When sales at traditional brick-and-mortar stores came in lower than expected following the 2016 holiday season, many industry experts claimed it was further proof of the negative impact of online shopping on in-store retail. The prevailing wisdom was that the increase in online shopping would hasten the evolution of retail from focusing on store-based sales to more of a reliance on ecommerce.
The fact that in-store holiday sales increased by only 1.4% over 2015’s numbers while online sales jumped by 14% compared to the prior year had many alarmists shouting that the battle of retail vs. online shopping had been won and retail sales jobs would go the way of the milkman. This simply isn’t true. While the evolution of retail is slowly inching toward ecommerce, retail employment is still projected to expand at a rate of 7% from now through 2024.
Since its inception, ecommerce has steadily increased in popularity and taken up a larger percentage of total retail sales with each passing year. However, it’s important to keep in mind that online shopping still only accounts for approximately 8.7% of retail sales worldwide. In the US, that number is a bit lower at 8.4%, but that doesn’t mean the impact of online shopping on retail has been reduced in any way.
Since 1999, online sales have grown each year at an average clip of 16.45%. It’s clear that ecommerce will continue to slowly eat into more and more business at brick-and-mortar stores. With the rise of smartphones, more shoppers now have instant access to retailers, and mobile’s influence on the retail climate is still in its infancy. By 2020, online shopping is forecast to make up 15% of total retail sales. While that’s a significant number, it also means that 85% of retail transactions will still be done the old fashioned way.
In addition to weathering the impact of online shopping on retail sales, many businesses must also adjust to demographics that are constantly in flux. This could represent much needed good news for many retailers. The three customer segments that will contribute most to sales growth display different behaviors and shopping tendencies, but all three offer significant opportunity for merchants to make up lost ground.
Households led by people over the age of 55 number more than 47 million and account for the majority of spending growth in critical categories like food (92%), housewares (73%), and apparel (56%) according to a 2013 McKinsey Global Institute analysis. However, although baby boomers will drive significant growth, they have a tendency to spend disposable income on services and experiences instead of physical products.
Spending by Hispanic consumers is forecast to double by 2022, making up almost 20% of total retail spending. This substantial growth offers opportunities for retailers because Hispanics spend at least 1.5x more on children’s apparel, footwear, and fresh food. Savvy businesses have already begun marketing directly to Hispanic shoppers, and more merchants will (and should) follow suit.
As 15% of US consumers, millennials are another customer segment whose purchasing power and influence is growing. These shoppers will account for 30%+ of total spending by 2020 and, as the first generation that grew up with the Internet, social media, and smartphones, their buying behavior will play a huge part in determining the future of brick-and-mortar retail vs. online shopping.

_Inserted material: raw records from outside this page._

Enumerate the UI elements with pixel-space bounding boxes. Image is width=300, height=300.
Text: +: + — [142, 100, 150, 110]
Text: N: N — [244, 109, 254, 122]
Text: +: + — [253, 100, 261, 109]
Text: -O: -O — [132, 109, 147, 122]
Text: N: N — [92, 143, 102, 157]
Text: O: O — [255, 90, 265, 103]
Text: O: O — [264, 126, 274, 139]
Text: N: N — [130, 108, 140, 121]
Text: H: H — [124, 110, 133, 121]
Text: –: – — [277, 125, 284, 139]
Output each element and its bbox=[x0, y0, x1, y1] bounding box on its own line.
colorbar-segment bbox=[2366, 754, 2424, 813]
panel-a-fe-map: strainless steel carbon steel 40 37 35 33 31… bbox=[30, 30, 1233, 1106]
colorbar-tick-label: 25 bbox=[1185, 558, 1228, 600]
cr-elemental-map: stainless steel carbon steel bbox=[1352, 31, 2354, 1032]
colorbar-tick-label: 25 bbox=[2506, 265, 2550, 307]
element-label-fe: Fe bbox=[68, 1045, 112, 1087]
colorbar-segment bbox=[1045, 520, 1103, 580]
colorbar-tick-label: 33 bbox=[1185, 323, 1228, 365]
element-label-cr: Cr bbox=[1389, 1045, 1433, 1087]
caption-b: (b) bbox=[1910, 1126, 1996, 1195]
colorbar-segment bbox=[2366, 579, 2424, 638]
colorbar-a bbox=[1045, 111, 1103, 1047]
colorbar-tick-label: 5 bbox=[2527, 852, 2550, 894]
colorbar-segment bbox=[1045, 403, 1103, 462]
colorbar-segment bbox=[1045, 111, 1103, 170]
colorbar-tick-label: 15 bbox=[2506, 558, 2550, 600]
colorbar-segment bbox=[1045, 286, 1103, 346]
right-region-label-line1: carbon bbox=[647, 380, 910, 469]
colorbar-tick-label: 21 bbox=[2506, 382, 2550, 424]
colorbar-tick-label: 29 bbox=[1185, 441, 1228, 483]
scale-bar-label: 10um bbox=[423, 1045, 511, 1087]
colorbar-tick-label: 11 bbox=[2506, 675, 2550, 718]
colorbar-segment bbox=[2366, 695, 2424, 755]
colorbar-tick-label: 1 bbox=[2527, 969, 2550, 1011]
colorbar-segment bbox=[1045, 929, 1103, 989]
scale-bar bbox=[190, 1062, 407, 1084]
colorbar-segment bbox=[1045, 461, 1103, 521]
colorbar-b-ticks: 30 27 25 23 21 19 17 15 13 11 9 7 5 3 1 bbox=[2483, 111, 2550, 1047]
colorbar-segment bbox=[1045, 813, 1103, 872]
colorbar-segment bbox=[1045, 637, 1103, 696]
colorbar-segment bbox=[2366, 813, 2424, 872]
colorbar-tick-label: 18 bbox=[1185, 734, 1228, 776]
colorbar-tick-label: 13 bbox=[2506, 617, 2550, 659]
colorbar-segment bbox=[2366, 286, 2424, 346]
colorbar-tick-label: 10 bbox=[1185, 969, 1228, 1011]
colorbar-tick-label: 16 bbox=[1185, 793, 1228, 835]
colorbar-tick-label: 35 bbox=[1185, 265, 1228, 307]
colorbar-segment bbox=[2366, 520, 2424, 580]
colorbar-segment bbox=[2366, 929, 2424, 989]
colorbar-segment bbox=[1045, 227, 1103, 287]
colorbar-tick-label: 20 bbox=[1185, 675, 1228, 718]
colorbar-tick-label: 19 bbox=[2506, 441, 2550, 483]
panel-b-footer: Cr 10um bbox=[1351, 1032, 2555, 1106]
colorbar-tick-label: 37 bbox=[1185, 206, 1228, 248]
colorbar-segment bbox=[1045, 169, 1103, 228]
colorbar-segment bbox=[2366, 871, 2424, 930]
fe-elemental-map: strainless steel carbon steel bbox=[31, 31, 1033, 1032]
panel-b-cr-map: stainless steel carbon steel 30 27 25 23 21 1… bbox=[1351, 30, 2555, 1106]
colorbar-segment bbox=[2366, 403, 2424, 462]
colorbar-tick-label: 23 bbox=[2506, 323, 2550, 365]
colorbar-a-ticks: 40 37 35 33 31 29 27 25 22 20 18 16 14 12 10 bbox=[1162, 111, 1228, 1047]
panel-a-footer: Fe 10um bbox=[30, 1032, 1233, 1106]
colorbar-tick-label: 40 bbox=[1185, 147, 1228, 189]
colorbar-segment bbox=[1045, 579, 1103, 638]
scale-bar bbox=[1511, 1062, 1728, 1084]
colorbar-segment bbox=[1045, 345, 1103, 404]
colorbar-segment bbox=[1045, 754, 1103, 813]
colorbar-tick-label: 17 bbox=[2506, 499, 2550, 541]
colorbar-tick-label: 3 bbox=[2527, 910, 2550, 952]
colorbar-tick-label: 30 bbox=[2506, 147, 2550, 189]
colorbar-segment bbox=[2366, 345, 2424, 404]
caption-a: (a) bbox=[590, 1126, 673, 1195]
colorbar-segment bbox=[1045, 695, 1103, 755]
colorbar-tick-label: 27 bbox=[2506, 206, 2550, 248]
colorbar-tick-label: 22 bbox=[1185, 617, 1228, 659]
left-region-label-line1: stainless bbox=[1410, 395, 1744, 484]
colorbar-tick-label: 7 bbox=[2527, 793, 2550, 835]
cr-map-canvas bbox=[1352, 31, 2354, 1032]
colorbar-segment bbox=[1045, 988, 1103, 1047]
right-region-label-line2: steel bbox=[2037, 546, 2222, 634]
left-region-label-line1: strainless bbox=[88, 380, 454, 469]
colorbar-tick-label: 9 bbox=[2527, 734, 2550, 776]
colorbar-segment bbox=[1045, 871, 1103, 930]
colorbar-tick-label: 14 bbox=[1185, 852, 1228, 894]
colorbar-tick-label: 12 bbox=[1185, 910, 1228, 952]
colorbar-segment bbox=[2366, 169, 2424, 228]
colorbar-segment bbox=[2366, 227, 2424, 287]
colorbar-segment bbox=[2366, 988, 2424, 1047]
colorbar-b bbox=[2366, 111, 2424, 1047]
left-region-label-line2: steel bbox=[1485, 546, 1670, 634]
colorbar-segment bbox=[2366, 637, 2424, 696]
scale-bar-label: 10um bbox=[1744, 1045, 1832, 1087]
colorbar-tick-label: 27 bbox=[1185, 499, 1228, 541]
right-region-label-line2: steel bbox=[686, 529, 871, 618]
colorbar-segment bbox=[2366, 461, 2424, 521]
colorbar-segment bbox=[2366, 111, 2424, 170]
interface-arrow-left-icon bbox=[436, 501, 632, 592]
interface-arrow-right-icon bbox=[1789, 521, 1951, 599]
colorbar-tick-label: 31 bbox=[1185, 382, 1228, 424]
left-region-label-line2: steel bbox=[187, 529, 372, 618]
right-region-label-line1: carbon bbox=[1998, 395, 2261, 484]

In the ongoing showdown of traditional retail vs. online shopping, there have definitely been winners and losers. Retail sales jobs have been created and lost based on good or poor decisions by many storied brands who were either early adopters of ecommerce or slow to see the writing on the wall. A quick look at a list of the top ten US retailers from 1990 and 2012 show the impact on companies that embraced the ecommerce model (Amazon) as opposed to brands that did not (Kmart, Sears).
As the evolution of retail continues and more businesses move to a multichannel (or omnichannel) approach, many retail sales jobs could potentially be impacted. It must be noted, though, that other retail employment opportunities will be created: more shipping/receiving specialists will be required to fulfill and deliver orders, software developers will be in demand to create and maintain ecommerce sites, and customer service representatives will be needed to field calls and online chats from customers. The retail career path will still be a viable one, but the continued evolution of retail may necessitate a different set of skills in the future.